ThreadSanitizer is optimized to run fast for race-free programs. If TSan detects data races, handling the report introduces significant runtime overhead. Printing the report happens under mutual exclusion to guarantee readable output without interleaving from multiple threads printing at the same time. Furthermore, TSan filters the output, so the report function also compares the latest finding with previous reports. Because of the filtering, TSan typically prints reports only in the first few iterations; later races would mainly be duplicates. For actual debugging a user would typically interrupt the execution after some reports were printed, fix the issue and restart execution.

For better comparison we measure the overhead for the plain analysis without generating reports. Also ThreadSanitizer suggests this mode for benchmarking. In this mode, TSan intercepts all memory accesses, logs the memory access, analyses the memory access for potential data races. Also synchronization information is processed. The only difference from the normal mode is that in case of a detected data race TSan returns like there was no race instead of processing the report.

We use the LLVM/clang compiler 4.0 for the C/C++ codes and gfortran 6.2.0 for the Fortran codes. Both compilers provide the flag -fsanitize=thread to activate the compile time instrumentation for ThreadSanitizer. For the OpenMP runtime we use the LLVM/OpenMP runtime of the OpenMP tools subcommittee that implements the TR4 interface of OMPT.

Fig. 5.
figure 5

Runtime overhead for executing SPEC OMP 2012 with ThreadSanitizer and synchronization annotations based on OMPT events

5.1 Overhead Results

In Fig. 5 we plot the slowdown of the tool, which is runtime with tool divided by runtime without tool. We set the x-axis to 1, which is the normalized runtime of the application, i.e., the bar represents the tool overhead. As depicted, the overall measured slowdown is in the 2–20x range as claimed in the ThreadSanitizer documentation (“5–15x”[10]). But there are a some exceptions. Looking into the specific applications, this increased overhead mainly comes from fine-grain synchronization. In Table 1 we list some statistics important for the analysis tool. The two benchmarks where the tool shows overall high runtime overhead are 359.botsspar and 370.mgrid331. Both applications run for less than a second.
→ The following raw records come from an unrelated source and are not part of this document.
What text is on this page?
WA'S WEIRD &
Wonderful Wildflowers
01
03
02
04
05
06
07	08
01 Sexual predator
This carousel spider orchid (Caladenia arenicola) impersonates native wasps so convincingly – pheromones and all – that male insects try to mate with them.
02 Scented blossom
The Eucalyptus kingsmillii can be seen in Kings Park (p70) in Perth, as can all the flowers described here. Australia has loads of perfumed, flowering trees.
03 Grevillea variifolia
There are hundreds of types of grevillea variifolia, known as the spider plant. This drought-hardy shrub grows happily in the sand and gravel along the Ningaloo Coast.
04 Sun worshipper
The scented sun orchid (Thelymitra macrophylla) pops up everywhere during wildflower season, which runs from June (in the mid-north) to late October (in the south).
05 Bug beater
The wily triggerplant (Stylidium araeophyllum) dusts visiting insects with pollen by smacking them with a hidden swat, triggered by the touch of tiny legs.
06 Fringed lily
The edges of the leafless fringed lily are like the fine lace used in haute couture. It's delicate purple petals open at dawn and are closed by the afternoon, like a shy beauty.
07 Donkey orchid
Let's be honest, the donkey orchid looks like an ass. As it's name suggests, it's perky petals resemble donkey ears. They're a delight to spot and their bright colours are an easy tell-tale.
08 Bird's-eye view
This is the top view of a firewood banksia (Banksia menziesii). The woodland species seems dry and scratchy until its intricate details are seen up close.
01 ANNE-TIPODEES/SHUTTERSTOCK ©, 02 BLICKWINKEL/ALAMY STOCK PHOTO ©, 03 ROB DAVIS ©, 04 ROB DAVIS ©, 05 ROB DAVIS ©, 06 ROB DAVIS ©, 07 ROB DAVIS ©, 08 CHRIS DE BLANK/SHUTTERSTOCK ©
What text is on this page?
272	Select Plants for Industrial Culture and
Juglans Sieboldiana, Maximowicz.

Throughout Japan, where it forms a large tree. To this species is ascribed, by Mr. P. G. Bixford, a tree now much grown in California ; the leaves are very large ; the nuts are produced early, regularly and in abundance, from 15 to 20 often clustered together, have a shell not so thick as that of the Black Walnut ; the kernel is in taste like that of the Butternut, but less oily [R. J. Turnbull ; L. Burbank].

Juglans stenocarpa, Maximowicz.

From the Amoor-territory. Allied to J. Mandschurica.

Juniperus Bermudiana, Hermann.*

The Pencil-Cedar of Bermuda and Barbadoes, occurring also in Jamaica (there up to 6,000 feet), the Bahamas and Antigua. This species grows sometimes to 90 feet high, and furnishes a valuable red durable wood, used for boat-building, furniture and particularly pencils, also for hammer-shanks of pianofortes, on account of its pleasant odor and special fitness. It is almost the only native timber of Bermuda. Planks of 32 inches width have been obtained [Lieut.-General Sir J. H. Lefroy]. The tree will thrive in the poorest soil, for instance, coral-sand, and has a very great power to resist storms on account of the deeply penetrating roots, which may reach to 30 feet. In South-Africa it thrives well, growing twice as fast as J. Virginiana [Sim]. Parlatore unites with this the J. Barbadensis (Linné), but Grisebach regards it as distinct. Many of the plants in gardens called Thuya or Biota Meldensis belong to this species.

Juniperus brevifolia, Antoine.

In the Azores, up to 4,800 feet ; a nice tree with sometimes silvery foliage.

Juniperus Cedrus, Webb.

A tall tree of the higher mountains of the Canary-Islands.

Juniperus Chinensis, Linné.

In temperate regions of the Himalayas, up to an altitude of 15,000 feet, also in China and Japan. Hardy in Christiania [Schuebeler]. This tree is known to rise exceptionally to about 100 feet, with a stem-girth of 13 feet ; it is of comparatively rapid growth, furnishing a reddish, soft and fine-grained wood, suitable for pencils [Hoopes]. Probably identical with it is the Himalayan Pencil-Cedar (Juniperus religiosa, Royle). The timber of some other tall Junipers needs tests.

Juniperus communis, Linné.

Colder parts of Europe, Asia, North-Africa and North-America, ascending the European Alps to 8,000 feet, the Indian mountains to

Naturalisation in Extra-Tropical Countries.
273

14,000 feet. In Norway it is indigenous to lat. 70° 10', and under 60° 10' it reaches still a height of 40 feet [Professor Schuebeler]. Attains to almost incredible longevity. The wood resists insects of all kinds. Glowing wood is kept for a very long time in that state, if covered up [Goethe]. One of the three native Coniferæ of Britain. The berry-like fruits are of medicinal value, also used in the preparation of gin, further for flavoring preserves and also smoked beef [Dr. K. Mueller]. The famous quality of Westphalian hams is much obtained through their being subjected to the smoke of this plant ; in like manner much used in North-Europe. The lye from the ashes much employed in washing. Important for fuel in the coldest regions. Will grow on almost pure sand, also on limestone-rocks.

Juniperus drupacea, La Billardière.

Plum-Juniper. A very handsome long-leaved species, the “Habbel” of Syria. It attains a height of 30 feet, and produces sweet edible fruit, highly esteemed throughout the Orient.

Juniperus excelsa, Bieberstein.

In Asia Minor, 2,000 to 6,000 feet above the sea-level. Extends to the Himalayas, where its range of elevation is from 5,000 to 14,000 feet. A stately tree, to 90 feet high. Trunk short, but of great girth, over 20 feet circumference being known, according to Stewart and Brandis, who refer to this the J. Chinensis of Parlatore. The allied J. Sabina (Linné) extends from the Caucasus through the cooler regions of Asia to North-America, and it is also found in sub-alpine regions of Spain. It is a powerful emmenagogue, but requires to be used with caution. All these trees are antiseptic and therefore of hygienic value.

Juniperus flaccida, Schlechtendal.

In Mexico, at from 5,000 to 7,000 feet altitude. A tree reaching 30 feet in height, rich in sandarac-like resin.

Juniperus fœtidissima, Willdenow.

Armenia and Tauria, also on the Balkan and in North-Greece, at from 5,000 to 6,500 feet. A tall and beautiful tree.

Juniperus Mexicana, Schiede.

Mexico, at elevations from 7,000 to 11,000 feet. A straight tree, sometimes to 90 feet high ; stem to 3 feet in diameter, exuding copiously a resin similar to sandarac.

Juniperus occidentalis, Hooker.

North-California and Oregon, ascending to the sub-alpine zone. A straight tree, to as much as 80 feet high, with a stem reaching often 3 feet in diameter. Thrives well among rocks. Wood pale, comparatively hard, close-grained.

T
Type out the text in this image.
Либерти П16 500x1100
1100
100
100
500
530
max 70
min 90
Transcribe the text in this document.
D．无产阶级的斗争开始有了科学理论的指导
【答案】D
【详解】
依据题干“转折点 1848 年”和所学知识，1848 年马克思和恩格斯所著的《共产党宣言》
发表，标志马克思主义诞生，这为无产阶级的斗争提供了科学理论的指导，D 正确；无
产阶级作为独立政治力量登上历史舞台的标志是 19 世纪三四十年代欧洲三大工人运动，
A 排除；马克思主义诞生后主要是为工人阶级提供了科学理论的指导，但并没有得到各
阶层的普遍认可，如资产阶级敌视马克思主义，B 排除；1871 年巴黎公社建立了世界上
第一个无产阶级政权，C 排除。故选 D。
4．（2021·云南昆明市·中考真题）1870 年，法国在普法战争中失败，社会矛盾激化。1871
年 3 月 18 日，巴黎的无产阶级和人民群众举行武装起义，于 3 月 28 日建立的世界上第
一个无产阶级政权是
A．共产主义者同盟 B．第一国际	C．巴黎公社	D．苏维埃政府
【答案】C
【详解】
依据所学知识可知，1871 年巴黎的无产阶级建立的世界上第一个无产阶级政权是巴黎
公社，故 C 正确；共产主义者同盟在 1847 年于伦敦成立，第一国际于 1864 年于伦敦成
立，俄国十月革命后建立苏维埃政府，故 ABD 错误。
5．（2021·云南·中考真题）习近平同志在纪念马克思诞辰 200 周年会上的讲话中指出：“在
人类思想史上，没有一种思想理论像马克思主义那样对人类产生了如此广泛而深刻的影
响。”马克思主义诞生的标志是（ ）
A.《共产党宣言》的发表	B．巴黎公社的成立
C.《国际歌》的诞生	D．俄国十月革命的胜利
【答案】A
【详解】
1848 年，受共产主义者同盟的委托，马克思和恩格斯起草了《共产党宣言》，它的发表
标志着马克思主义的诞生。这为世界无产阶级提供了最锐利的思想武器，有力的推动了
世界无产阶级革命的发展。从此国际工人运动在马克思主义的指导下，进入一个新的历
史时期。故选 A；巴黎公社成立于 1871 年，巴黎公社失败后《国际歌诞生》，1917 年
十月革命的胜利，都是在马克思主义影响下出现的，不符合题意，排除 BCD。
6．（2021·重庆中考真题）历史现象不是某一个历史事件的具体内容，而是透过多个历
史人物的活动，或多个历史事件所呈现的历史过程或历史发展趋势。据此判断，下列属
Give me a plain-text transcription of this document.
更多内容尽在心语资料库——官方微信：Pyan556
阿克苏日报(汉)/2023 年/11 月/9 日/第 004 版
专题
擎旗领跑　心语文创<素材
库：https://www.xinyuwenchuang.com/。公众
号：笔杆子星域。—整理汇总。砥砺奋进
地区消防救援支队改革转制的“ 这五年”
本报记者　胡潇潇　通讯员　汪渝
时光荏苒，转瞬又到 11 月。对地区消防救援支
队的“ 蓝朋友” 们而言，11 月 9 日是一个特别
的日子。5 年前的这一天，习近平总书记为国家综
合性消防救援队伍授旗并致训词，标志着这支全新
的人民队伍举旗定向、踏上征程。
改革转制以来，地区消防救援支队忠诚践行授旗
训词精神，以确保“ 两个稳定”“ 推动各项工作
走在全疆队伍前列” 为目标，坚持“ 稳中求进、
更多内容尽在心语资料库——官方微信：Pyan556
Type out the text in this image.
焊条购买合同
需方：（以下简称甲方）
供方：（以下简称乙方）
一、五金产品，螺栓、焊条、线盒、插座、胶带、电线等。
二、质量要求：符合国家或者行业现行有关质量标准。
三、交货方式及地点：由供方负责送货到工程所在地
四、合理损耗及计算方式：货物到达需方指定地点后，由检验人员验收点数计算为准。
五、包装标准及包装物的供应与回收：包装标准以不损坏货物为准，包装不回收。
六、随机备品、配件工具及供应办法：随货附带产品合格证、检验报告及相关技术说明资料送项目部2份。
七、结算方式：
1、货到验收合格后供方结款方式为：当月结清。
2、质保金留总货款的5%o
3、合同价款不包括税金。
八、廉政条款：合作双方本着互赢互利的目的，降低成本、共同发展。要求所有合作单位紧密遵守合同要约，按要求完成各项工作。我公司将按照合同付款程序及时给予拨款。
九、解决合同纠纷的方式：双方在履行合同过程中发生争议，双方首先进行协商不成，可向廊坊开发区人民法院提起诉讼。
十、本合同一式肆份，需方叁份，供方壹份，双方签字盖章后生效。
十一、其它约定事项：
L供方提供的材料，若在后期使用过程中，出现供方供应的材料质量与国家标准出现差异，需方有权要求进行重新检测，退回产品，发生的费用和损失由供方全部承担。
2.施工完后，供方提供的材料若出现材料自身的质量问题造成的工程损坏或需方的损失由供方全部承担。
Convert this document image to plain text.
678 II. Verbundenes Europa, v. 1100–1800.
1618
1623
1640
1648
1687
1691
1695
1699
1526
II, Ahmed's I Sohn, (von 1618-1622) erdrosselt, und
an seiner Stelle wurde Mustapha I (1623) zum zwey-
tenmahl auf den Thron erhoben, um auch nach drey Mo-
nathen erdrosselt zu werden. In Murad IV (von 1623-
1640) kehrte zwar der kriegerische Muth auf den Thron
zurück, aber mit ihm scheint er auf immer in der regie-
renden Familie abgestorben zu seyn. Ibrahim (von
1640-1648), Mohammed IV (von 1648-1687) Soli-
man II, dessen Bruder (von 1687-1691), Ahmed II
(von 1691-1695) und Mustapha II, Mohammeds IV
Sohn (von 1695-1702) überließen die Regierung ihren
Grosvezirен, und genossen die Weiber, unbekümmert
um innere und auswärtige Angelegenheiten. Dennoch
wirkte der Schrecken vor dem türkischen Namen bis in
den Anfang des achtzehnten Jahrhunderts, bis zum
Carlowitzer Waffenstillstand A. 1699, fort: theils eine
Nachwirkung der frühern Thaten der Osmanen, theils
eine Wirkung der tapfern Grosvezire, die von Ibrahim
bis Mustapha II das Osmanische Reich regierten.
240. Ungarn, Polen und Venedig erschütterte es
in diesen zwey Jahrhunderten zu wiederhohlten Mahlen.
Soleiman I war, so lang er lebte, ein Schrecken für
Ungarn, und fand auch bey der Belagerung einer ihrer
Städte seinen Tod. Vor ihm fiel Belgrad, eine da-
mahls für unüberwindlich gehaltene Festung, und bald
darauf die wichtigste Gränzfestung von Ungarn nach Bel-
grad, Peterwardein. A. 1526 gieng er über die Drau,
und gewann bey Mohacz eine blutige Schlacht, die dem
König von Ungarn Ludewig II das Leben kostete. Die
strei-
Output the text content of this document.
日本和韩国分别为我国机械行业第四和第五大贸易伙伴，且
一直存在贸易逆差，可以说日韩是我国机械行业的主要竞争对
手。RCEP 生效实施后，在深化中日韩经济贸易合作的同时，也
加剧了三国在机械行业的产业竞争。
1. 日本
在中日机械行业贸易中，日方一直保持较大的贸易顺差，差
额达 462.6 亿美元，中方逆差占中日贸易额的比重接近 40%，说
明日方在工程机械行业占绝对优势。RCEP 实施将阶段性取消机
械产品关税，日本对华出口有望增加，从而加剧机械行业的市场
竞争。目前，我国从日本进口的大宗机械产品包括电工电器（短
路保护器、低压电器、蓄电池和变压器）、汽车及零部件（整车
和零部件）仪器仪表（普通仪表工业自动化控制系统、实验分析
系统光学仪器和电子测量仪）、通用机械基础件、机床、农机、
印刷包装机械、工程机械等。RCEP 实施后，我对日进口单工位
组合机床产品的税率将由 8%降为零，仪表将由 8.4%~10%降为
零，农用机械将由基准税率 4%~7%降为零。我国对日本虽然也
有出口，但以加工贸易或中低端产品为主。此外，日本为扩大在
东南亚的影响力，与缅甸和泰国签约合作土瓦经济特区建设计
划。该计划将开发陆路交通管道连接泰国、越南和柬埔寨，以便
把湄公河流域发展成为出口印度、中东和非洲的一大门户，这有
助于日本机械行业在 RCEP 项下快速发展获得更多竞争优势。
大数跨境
Table 1. OMPT synchronization events during the execution of SPEC OMP 2012, size train on 12 threads

In this short time 359.botsspar already creates a large number of tasks. The synchronization for tasks happens from task to task. Hence, most of the time only one OS thread is involved. Another reason for a higher overhead is the use of untied tasks in this application. Since the tasks have no further task scheduling point, the tasks can only execute straight to the end. The code that the compiler generates for the untied task leads to a total of 4 task switches per task. This creates double the synchronization cost as for tied tasks.

370.mgrid331 creates more than 6000 parallel regions in just 0.3 s. Each parallel region ends with an implicit barrier, according to the data, about every third parallel region contains an additional barrier. For the happened-before analysis a barrier means a store to the same synchronization clock from every participating thread and a load afterwards. The writes to the synchronization clock need to be locked, so the synchronization cost for the barrier grows linearly with the number of threads, additionally we can expect increasing lock contention for a bigger number of threads. With less threads, chances are higher that a thread already finished the store when another thread arrives at the barrier. This results in the big increase of overhead for 12 threads.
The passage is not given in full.